Barzani’lerin Yahudi asıllı olduklarına dair daha bir çok buraya sığmayacak kadar mevcut belgeler ve bulgular var. Bunların detayına girmek buraya sığmayacak kadar fazla olduğundan ben asıl söylemek istediğime geçmek istiyorum.

Bilindiği gibi; yeni dünya düzenlemesinde BOP olarak bilinen Büyük Orta Doğu projesi mevcuttur. Bu projenin öncüsü olan ABD; ağırlıklı olarak Orta doğuda yeni düzenlemeler için uğraşı vermektedir. Bu uğraşıların içerisinde; Afganistan  Irak savaşları ve Sovyetler birliğinden boşalan otorite boşluklarını doldurmak ve petrol reservelerini garanti altına almaktır. Ab ve ABD beraberliğinde yürütülen bu plan; ayrıca Arap baharı maskesi altında batı Afrika ve Orta doğuda sözde özgürlük adına halk ayaklanmalarını desteklemektedir. Bu ayaklanmaların arkasındaki düşünce, yeni olmayan ama hiç te eskimeyen: „Böl parçala yönet“ dogmasıdır. Ön planda görünen ABD her ne kadar olayların öncüsü olarak görünse de, asıl ipleri çeken İsrail hükumetidir.

İsrail hükümetinin amacı ise; Orta doğuda “büyük İsrail” rüyasıdır. Bu ilk etapta bir rüya olarak algılansa da; aslında bir rüya değildir. Yahudilerin inancı doğrultusunda Tanrı’nın bir emrivakisidir. Tevrat’ta Yahudilere verilen bir söz olarak bilinen bu emrivaki bir gün gerçek olmalıdır.

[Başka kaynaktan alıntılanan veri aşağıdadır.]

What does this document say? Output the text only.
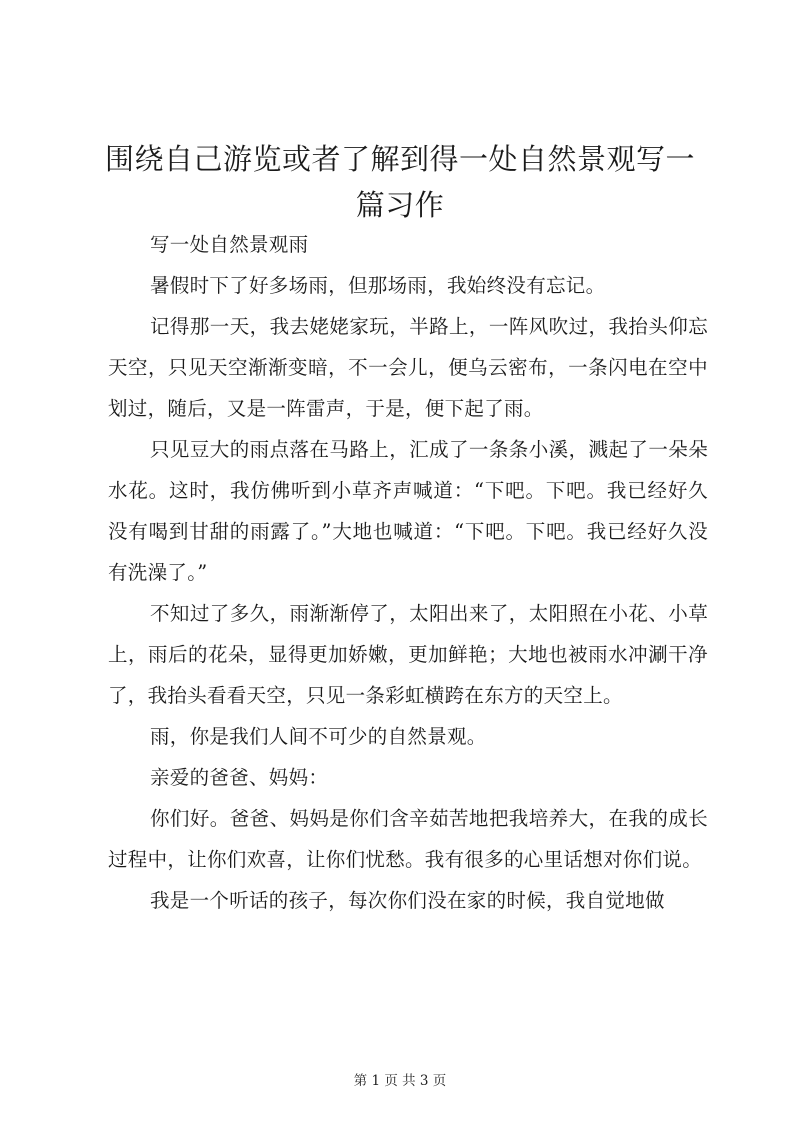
围绕自己游览或者了解到得一处自然景观写一篇习作

写一处自然景观雨

暑假时下了好多场雨，但那场雨，我始终没有忘记。

记得那一天，我去姥姥家玩，半路上，一阵风吹过，我抬头仰忘天空，只见天空渐渐变暗，不一会儿，便乌云密布，一条闪电在空中划过，随后，又是一阵雷声，于是，便下起了雨。

只见豆大的雨点落在马路上，汇成了一条条小溪，溅起了一朵朵水花。这时，我仿佛听到小草齐声喊道：“下吧。下吧。我已经好久没有喝到甘甜的雨露了。”大地也喊道：“下吧。下吧。我已经好久没有洗澡了。”

不知过了多久，雨渐渐停了，太阳出来了，太阳照在小花、小草上，雨后的花朵，显得更加娇嫩，更加鲜艳；大地也被雨水冲涮干净了，我抬头看看天空，只见一条彩虹横跨在东方的天空上。

雨，你是我们人间不可少的自然景观。

亲爱的爸爸、妈妈：

你们好。爸爸、妈妈是你们含辛茹苦地把我培养大，在我的成长过程中，让你们欢喜，让你们忧愁。我有很多的心里话想对你们说。

我是一个听话的孩子，每次你们没在家的时候，我自觉地做

第 1 页 共 3 页
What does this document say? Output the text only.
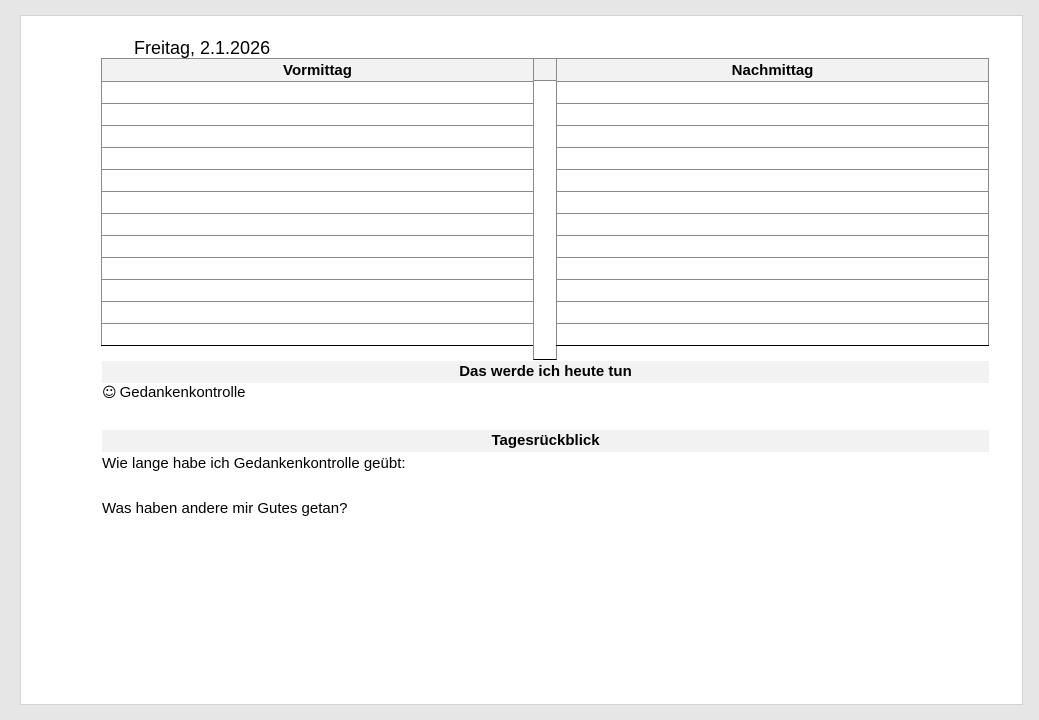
Freitag, 2.1.2026
Vormittag	Nachmittag

Das werde ich heute tun
☺ Gedankenkontrolle
Tagesrückblick
Wie lange habe ich Gedankenkontrolle geübt:
Was haben andere mir Gutes getan?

Bu gerçeğin sınırları ise: Nil ve Dicle – Firat arasındaki coğrafyadır.

Bu büyük rüyanın gerçekleşmesinde hiç bir şeyden kaçınmayacak olan İsrail hükümeti için, Kuzey Irak’taki krıpto Yahudiler (gizli) en mükemmel müttefiktir. 1948 de kurulduğundan beri Barzani ailesi nezninde kuzey Irak Kürtlerinin özgürlüğünü destekleyen İsrail, hedefine yavaş ama, emin adımlarla yanaşmaktadır. 1969 yılında İsrail’i ziyaret eden baba Molla Barzani; zamanın İsrail genel kurmay başkanına sadece bir Yahudi kılıncı getirmekle kalmamıştır. Irak petrol kaynaklarının da planlarını teslim etmiştir. Bunu üzerine Irak petrollerinin bombalanarak işletilemez hale gelmesinde en büyük rolü oynamıştır.

Bu plan ve projenin bir parçası olan Mesud Barzani, Türkiye’nin en büyük partisinin büyük kongresine onur misafiri olarak davet edilirken; ve onunla gurur duyduklarını dile getirenlere sormak lazım! Osmanlıya karşı sürekli ayaklanan Kürtlerin başını çeken; Osmanlıya karşı isyan eden Ermenilere destek veren Barzani ailesinin ve Kuzey Irak Kürtlerinin bu günkü lideri Mesud Barzani’den ne umuyor ve ne bekliyorsunuz?